Of course you have seen the images coming from Haiti. On Sunday we spent a bit of time being shown around by Haitian friends of the MAF staff. Here are a few images of my own. They require little comment.
Life on the streets continues. Food is available, if you have money to buy it. But that's the problem. Normal sources of income, as meager as they were before, have been disrupted. Port Au Prince is in a "slow burn" as the secondary crisis mounts. Rainy season will begin in weeks. Disease will become public enemy number one, but security will also decline as people get more desperate. I was impressed with how well-mannered the Haitian people were, considering what they've been through, but how far will their tolerance stretch?
We attended an English service church on Sunday. The pastor reflected the soul-searching that all Haitians are going through.

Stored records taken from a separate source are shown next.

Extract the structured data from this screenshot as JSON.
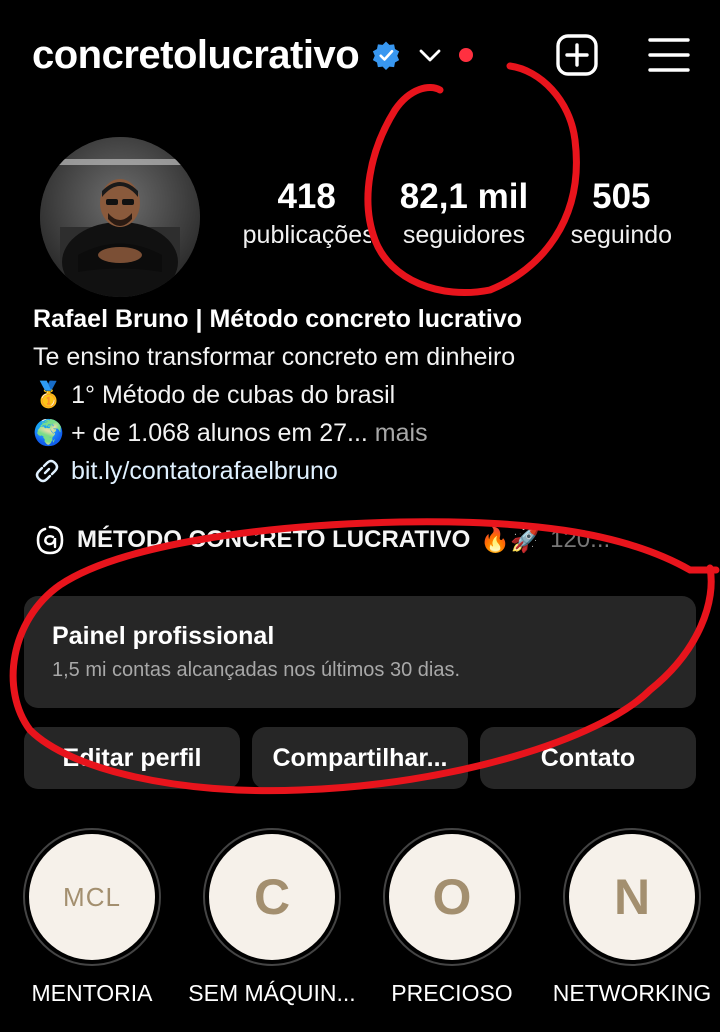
{
  "header": {
    "username": "concretolucrativo",
    "icons": {
      "verified": "verified-badge-icon",
      "chevron": "chevron-down-icon",
      "create": "plus-square-icon",
      "menu": "hamburger-menu-icon"
    },
    "notification_dot_color": "#ff3040"
  },
  "stats": [
    {
      "value": "418",
      "label": "publicações"
    },
    {
      "value": "82,1 mil",
      "label": "seguidores"
    },
    {
      "value": "505",
      "label": "seguindo"
    }
  ],
  "bio": {
    "name": "Rafael Bruno | Método concreto lucrativo",
    "line1": "Te ensino transformar concreto em dinheiro",
    "line2_emoji": "🥇",
    "line2": "1° Método de cubas do brasil",
    "line3_emoji": "🌍",
    "line3": "+ de 1.068 alunos em 27...",
    "more": "mais",
    "link": "bit.ly/contatorafaelbruno"
  },
  "thread": {
    "text": "MÉTODO CONCRETO LUCRATIVO",
    "emoji": "🔥🚀",
    "trailing": "120..."
  },
  "dashboard": {
    "title": "Painel profissional",
    "subtitle": "1,5 mi contas alcançadas nos últimos 30 dias."
  },
  "actions": {
    "edit": "Editar perfil",
    "share": "Compartilhar...",
    "contact": "Contato"
  },
  "highlights": [
    {
      "label": "MENTORIA",
      "glyph": "MCL"
    },
    {
      "label": "SEM MÁQUIN...",
      "glyph": "C"
    },
    {
      "label": "PRECIOSO",
      "glyph": "O"
    },
    {
      "label": "NETWORKING",
      "glyph": "N"
    }
  ],
  "colors": {
    "background": "#000000",
    "card": "#262626",
    "verified": "#3897f0",
    "annotation": "#e8141c",
    "highlight_glyph": "#a38f6f"
  }
}
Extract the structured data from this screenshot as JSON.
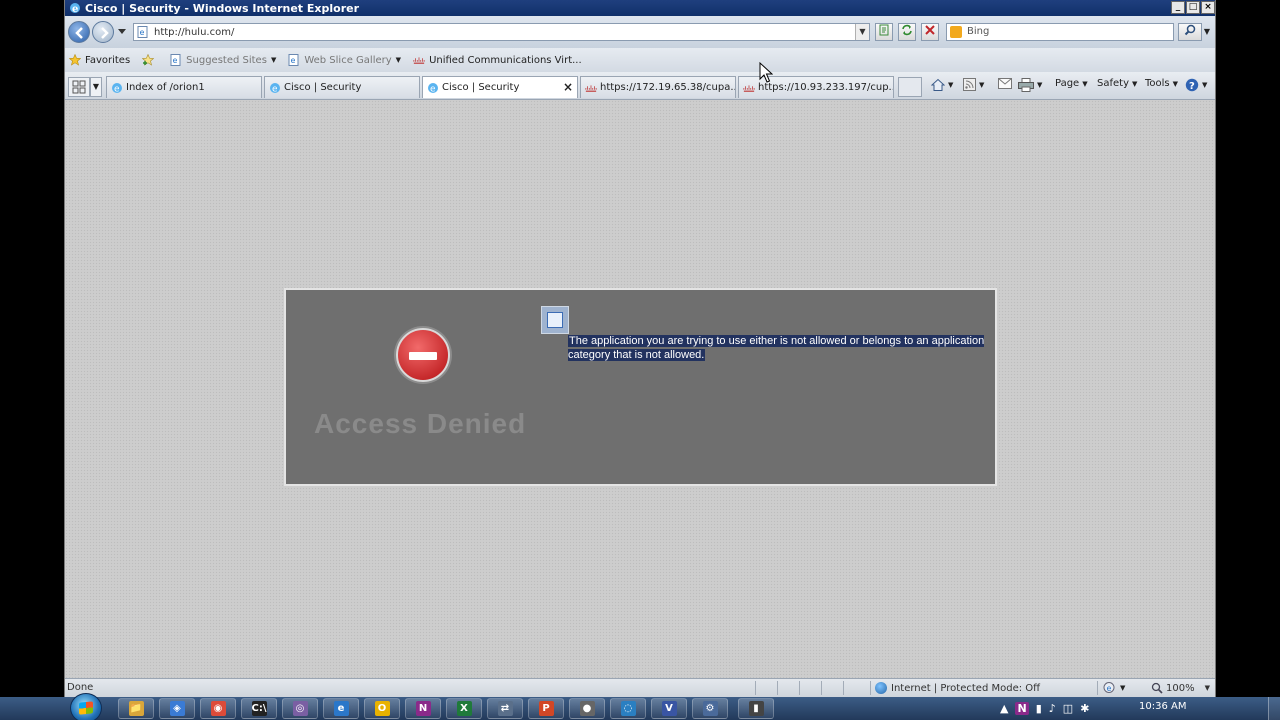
{
  "window": {
    "title": "Cisco | Security - Windows Internet Explorer",
    "controls": [
      "_",
      "□",
      "×"
    ]
  },
  "address_bar": {
    "url": "http://hulu.com/",
    "search_placeholder": "Bing"
  },
  "favorites_bar": {
    "favorites_label": "Favorites",
    "items": [
      {
        "label": "Suggested Sites",
        "icon": "ie-page-icon"
      },
      {
        "label": "Web Slice Gallery",
        "icon": "ie-page-icon"
      },
      {
        "label": "Unified Communications Virt...",
        "icon": "cisco-icon"
      }
    ]
  },
  "tabs": [
    {
      "label": "Index of /orion1",
      "icon": "ie-page-icon",
      "active": false
    },
    {
      "label": "Cisco | Security",
      "icon": "ie-page-icon",
      "active": false
    },
    {
      "label": "Cisco | Security",
      "icon": "ie-page-icon",
      "active": true
    },
    {
      "label": "https://172.19.65.38/cupa...",
      "icon": "cisco-icon",
      "active": false
    },
    {
      "label": "https://10.93.233.197/cup...",
      "icon": "cisco-icon",
      "active": false
    }
  ],
  "command_bar": {
    "page_label": "Page",
    "safety_label": "Safety",
    "tools_label": "Tools"
  },
  "content": {
    "message": "The application you are trying to use either is not allowed or belongs to an application category that is not allowed.",
    "heading": "Access Denied",
    "details": [
      "",
      "",
      "",
      ""
    ]
  },
  "status_bar": {
    "status": "Done",
    "zone": "Internet | Protected Mode: Off",
    "zoom": "100%"
  },
  "taskbar": {
    "apps": [
      {
        "name": "explorer",
        "glyph": "📁",
        "color": "#d9a63a"
      },
      {
        "name": "network",
        "glyph": "◈",
        "color": "#3a7bd5"
      },
      {
        "name": "chrome",
        "glyph": "◉",
        "color": "#dd4b39"
      },
      {
        "name": "cmd",
        "glyph": "C:\\",
        "color": "#222222"
      },
      {
        "name": "tool",
        "glyph": "◎",
        "color": "#7a5fa3"
      },
      {
        "name": "ie",
        "glyph": "e",
        "color": "#2b77c9"
      },
      {
        "name": "outlook",
        "glyph": "O",
        "color": "#e8b200"
      },
      {
        "name": "onenote",
        "glyph": "N",
        "color": "#8a2a8a"
      },
      {
        "name": "excel",
        "glyph": "X",
        "color": "#1f7a3a"
      },
      {
        "name": "remote",
        "glyph": "⇄",
        "color": "#5a6f8a"
      },
      {
        "name": "powerpoint",
        "glyph": "P",
        "color": "#d24726"
      },
      {
        "name": "media",
        "glyph": "●",
        "color": "#666666"
      },
      {
        "name": "jabber",
        "glyph": "◌",
        "color": "#2a7fc1"
      },
      {
        "name": "visio",
        "glyph": "V",
        "color": "#3955a3"
      },
      {
        "name": "settings",
        "glyph": "⚙",
        "color": "#4a6a9a"
      },
      {
        "name": "terminal",
        "glyph": "▮",
        "color": "#444444"
      }
    ],
    "clock": "10:36 AM"
  }
}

And he called for a renewed commitment to obedience to God and a seeking of His will for Haiti in this catastrophe.
Next week Mark Wuerffel and I will be in Spokane, finishing off the training of our latest two Kodiak pilots from Papua New Guinea. Then Mark will take a turn in Haiti, and I will probably follow him for the last two or three weeks of March. Where is the end of all this? How will the city ever be rebuilt? Answers to those questions seem like a luxury right now as we work on the immediate goals of relieving the suffering and averting a secondary disaster, while in the process try to demonstrate God's love and His story of redemption.